Por que a integração ainda se manifesta no dia a dia das escolas?

Tornar uma escola inclusiva implica transformar a cultura escolar, ou seja, as políticas, as práticas e inclusive as pessoas que fazem parte dela, para garantir o direito de todos à educação. Implica mudar a visão da homogeneidade para a diversidade, acreditar que todos podem aprender e reconstruir a escola de forma que seja, de fato, para todos – sem exceção.

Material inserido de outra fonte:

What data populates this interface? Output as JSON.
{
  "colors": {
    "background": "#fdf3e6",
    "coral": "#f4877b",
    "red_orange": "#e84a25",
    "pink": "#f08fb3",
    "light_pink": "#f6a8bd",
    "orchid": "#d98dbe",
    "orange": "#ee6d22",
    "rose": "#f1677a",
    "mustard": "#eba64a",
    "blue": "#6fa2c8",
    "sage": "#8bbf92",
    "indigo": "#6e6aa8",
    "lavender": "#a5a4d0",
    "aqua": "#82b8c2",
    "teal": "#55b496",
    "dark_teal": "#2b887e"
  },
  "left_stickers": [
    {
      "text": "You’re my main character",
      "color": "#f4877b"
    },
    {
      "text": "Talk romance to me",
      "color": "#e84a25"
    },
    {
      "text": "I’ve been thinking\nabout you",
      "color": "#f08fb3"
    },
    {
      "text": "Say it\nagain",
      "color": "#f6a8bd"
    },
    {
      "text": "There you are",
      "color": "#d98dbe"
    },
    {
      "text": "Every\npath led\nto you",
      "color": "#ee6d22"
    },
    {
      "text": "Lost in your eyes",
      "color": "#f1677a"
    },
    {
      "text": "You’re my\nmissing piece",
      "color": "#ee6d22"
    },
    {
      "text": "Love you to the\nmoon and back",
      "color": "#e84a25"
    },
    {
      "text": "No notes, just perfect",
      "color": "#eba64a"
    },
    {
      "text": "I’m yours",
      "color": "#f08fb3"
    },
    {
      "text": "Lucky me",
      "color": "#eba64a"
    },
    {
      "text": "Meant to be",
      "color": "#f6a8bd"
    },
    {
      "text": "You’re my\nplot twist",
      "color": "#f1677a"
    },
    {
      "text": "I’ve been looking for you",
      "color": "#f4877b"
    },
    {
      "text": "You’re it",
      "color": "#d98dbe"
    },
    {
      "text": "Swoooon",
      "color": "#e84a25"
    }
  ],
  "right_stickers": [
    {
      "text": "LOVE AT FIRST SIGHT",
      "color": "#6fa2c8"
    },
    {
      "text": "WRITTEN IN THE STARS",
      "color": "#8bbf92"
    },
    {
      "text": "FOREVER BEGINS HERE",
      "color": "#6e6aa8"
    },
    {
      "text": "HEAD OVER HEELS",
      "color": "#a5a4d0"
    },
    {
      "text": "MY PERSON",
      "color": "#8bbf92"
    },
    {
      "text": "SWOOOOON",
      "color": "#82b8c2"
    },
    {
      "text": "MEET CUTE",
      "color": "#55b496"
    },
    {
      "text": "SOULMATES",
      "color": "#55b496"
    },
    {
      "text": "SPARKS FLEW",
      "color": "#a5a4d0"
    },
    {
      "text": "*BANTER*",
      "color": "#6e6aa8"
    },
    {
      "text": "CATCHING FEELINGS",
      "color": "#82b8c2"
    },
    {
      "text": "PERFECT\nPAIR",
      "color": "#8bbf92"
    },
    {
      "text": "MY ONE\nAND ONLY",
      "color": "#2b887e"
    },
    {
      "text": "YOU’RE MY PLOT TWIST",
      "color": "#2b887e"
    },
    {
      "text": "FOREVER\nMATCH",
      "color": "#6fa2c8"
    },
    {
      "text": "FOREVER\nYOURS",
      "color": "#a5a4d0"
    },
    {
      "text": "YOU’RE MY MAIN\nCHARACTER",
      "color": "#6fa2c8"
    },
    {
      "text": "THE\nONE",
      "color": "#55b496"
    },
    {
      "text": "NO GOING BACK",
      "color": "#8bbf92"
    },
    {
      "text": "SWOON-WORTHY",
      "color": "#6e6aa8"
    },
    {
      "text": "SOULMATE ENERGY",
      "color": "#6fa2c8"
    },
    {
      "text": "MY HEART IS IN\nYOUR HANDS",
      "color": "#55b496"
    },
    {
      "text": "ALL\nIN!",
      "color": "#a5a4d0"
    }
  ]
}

Acontece que nem todas as escolas estão dispostas a mudar tanto assim. Por isso, assumem a inclusão como um projeto adicional, atrelado às práticas já existentes. Elas auto definem-se inclusivas simplesmente pela presença de estudantes com deficiência – o que não é suficiente para caracterizar a inclusão.

A educação inclusiva não é “mais” um objetivo a ser priorizado, nem diz respeito somente ao acesso (matrícula e presença). Ela é o próprio projeto e diz respeito ao direito de todos de participar e aprender em igualdade de condições. Por isso, exige a transformação da escola a partir do reconhecimento da diferença como um valor intrinsecamente humano e do direito de cada um ser como é.

Na integração, por outro lado, os alunos têm que moldar-se a um padrão estabelecido pela escola. Essa, por sua vez, continua a mesma, com valores e modos de organização baseados na expectativa – ilusória – de homogeneidade, concebendo a diferença como exceção. A inserção é parcial e condicional, caracterizando-se pela existência de escolas e classes especiais destinadas aos estudantes não considerados aptos a frequentar uma escola ou sala de aula comum.

Mas nem sempre a discriminação é tão explícita. Agrupamentos ou a categorização de turmas com base na performance acadêmica, um currículo adaptado ou estratégias pedagógicas diferenciadas somente para os alunos com deficiência e até mesmo a atribuição de notas com base em parâmetros de desempenho pré-estabelecidos também são exemplos de práticas integracionistas fadadas à exclusão.

Por isso, apesar de o modelo da integração preceder a educação inclusiva, ou seja, já ter sido superado no que diz respeito às leis, normas e políticas vigentes, na prática se mantém na maioria das escolas, e, muitas vezes, sob a insígnia da inclusão.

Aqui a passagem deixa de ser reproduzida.